コラム

<ねじ締結>増締め運用の限界・材料力学の基礎②

2022.04.05

増し締めの限界

これを克服する為、ねじは定期的な検査で増し締めが奨められています。特に大型トラック・バスではホイール脱着後は50~100km走行する度にホイールナットの増し締めが奨励されています。

増し締めの奨励

一般的な締め付け方法はトルク法・回転角法・トルク勾配法等が有りますが、トルクレンチ(その時に行っている締付力の測定器付きのレンチ)1本で対応出来るトルク法が広く普及しています。

ボルト締付の概要説明

トルク法はねじの締め付けトルクと軸力の関係が線形である弾性範囲を想定していますが、ねじとナットの間に砂・ほこり・油が入る場合等により、作用する摩擦力にばらつきが出る事、どこまでがねじの弾性域であるかが不明確である事等から、ねじに安定的な軸力を作用させることは難しく、ばらつき度(締めつけ係数)を考慮する必要があります。

締めつけ係数の説明

トルクレンチを適切に使えば、締付力を一定とする事は可能であります。しかし全ての作業を同じ作業員が同じトルクを使う事や、すべてのボルト締め作業にトルクレンチが使われることは現実的ではありません。
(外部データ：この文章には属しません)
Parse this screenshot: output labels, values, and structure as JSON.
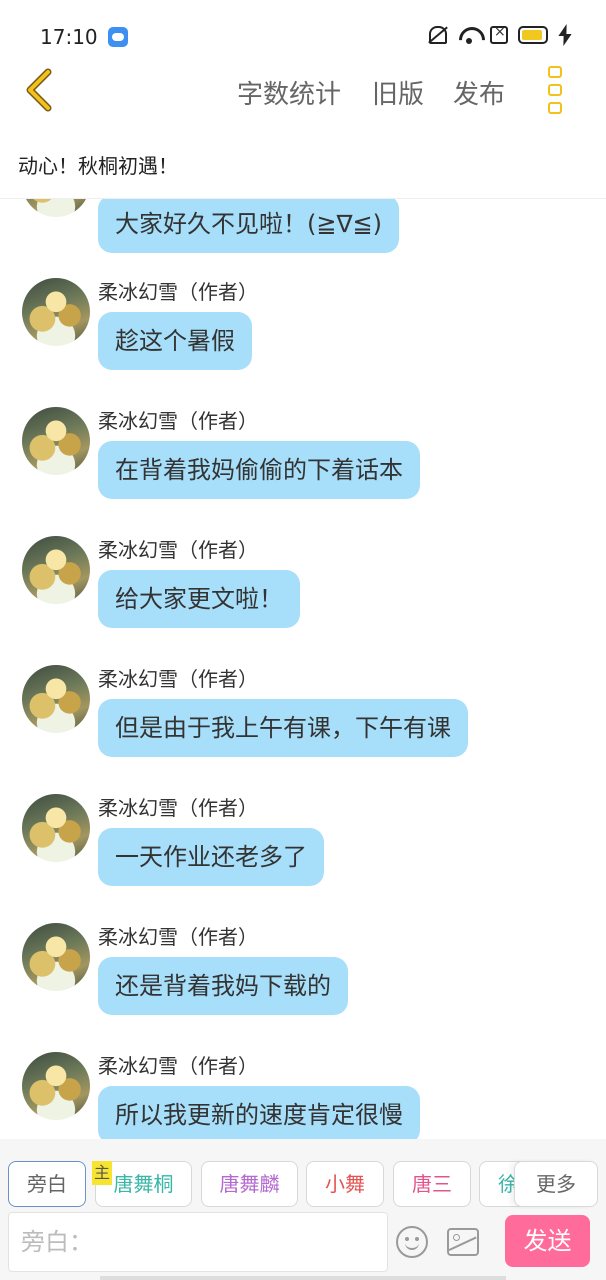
{
  "status": {
    "time": "17:10",
    "icons": [
      "app-notification-icon",
      "mute-icon",
      "wifi-icon",
      "sim-icon",
      "battery-icon",
      "charging-icon"
    ]
  },
  "nav": {
    "back": "back-chevron-icon",
    "word_count": "字数统计",
    "old_version": "旧版",
    "publish": "发布",
    "menu": "menu-icon"
  },
  "chapter_title": "动心！秋桐初遇！",
  "messages": [
    {
      "author": "",
      "text": "大家好久不见啦！(≧∇≦)"
    },
    {
      "author": "柔冰幻雪（作者）",
      "text": "趁这个暑假"
    },
    {
      "author": "柔冰幻雪（作者）",
      "text": "在背着我妈偷偷的下着话本"
    },
    {
      "author": "柔冰幻雪（作者）",
      "text": "给大家更文啦！"
    },
    {
      "author": "柔冰幻雪（作者）",
      "text": "但是由于我上午有课，下午有课"
    },
    {
      "author": "柔冰幻雪（作者）",
      "text": "一天作业还老多了"
    },
    {
      "author": "柔冰幻雪（作者）",
      "text": "还是背着我妈下载的"
    },
    {
      "author": "柔冰幻雪（作者）",
      "text": "所以我更新的速度肯定很慢"
    }
  ],
  "roles": {
    "narrator": "旁白",
    "main_badge": "主",
    "tangwutong": "唐舞桐",
    "tangwulin": "唐舞麟",
    "xiaowu": "小舞",
    "tangsan": "唐三",
    "xu": "徐",
    "more": "更多"
  },
  "composer": {
    "placeholder": "旁白：",
    "send": "发送"
  },
  "colors": {
    "bubble": "#a7def9",
    "accent_yellow": "#f3c21a",
    "send_pink": "#ff6b9a"
  }
}
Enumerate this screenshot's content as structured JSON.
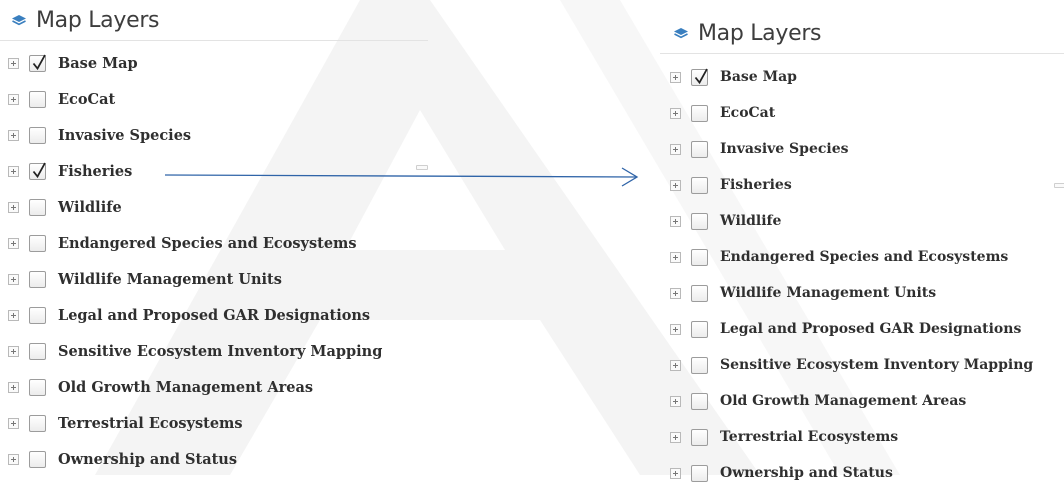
{
  "title": "Map Layers",
  "icon": "layers-icon",
  "colors": {
    "arrow": "#2f64a8",
    "text": "#2f2f2f",
    "title": "#3d3d3d"
  },
  "left_panel": {
    "layers": [
      {
        "label": "Base Map",
        "checked": true
      },
      {
        "label": "EcoCat",
        "checked": false
      },
      {
        "label": "Invasive Species",
        "checked": false
      },
      {
        "label": "Fisheries",
        "checked": true
      },
      {
        "label": "Wildlife",
        "checked": false
      },
      {
        "label": "Endangered Species and Ecosystems",
        "checked": false
      },
      {
        "label": "Wildlife Management Units",
        "checked": false
      },
      {
        "label": "Legal and Proposed GAR Designations",
        "checked": false
      },
      {
        "label": "Sensitive Ecosystem Inventory Mapping",
        "checked": false
      },
      {
        "label": "Old Growth Management Areas",
        "checked": false
      },
      {
        "label": "Terrestrial Ecosystems",
        "checked": false
      },
      {
        "label": "Ownership and Status",
        "checked": false
      }
    ]
  },
  "right_panel": {
    "layers": [
      {
        "label": "Base Map",
        "checked": true
      },
      {
        "label": "EcoCat",
        "checked": false
      },
      {
        "label": "Invasive Species",
        "checked": false
      },
      {
        "label": "Fisheries",
        "checked": false
      },
      {
        "label": "Wildlife",
        "checked": false
      },
      {
        "label": "Endangered Species and Ecosystems",
        "checked": false
      },
      {
        "label": "Wildlife Management Units",
        "checked": false
      },
      {
        "label": "Legal and Proposed GAR Designations",
        "checked": false
      },
      {
        "label": "Sensitive Ecosystem Inventory Mapping",
        "checked": false
      },
      {
        "label": "Old Growth Management Areas",
        "checked": false
      },
      {
        "label": "Terrestrial Ecosystems",
        "checked": false
      },
      {
        "label": "Ownership and Status",
        "checked": false
      }
    ]
  }
}
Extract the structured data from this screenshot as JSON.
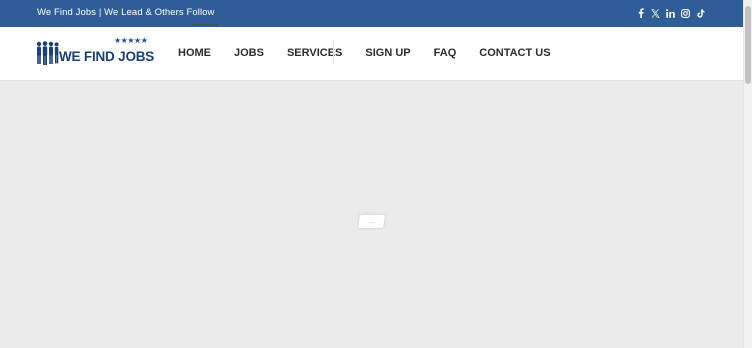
{
  "topbar": {
    "tagline": "We Find Jobs | We Lead & Others Follow",
    "social_icons": [
      "facebook-icon",
      "x-twitter-icon",
      "linkedin-icon",
      "instagram-icon",
      "tiktok-icon"
    ],
    "background_color": "#2f5d97"
  },
  "logo": {
    "text": "WE FIND JOBS",
    "stars": "★★★★★",
    "brand_color": "#1c3f74"
  },
  "nav": {
    "items": [
      {
        "label": "HOME"
      },
      {
        "label": "JOBS"
      },
      {
        "label": "SERVICES"
      },
      {
        "label": "SIGN UP"
      },
      {
        "label": "FAQ"
      },
      {
        "label": "CONTACT US"
      }
    ]
  },
  "content": {
    "loader_indicator": "...",
    "background_color": "#ebebeb"
  }
}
また力の強い人間が増し締めを行い、ねじの弾性域を超えてしまった場合、ねじが塑性化してしまい、作用する軸力が過大となります。

またねじ1本ずつが塑性化したかどうかを簡易に検査する方法は無く、一度塑性化してしまったねじが弾性特性を取り返すことは出来ない為、同じ機能を発揮させるためには、ねじを交換する方法しかありません。

これらの事象(弾性と塑性の特性を用いた締付方法)は材料力学の基礎である、応力ひずみ曲線(次コラム材料力学の基礎を参照)を軸力ナット回転角曲線(図8)に置き換えて理解すると明瞭です。。
応力ひずみ曲線は縦軸に応力、横軸にひずみとしていますがそれを可能にした軸力ナット回転角の考えは、縦軸を軸力、横軸にナット回転角として、ねじの軸力と締結具合の可視化した曲線になります。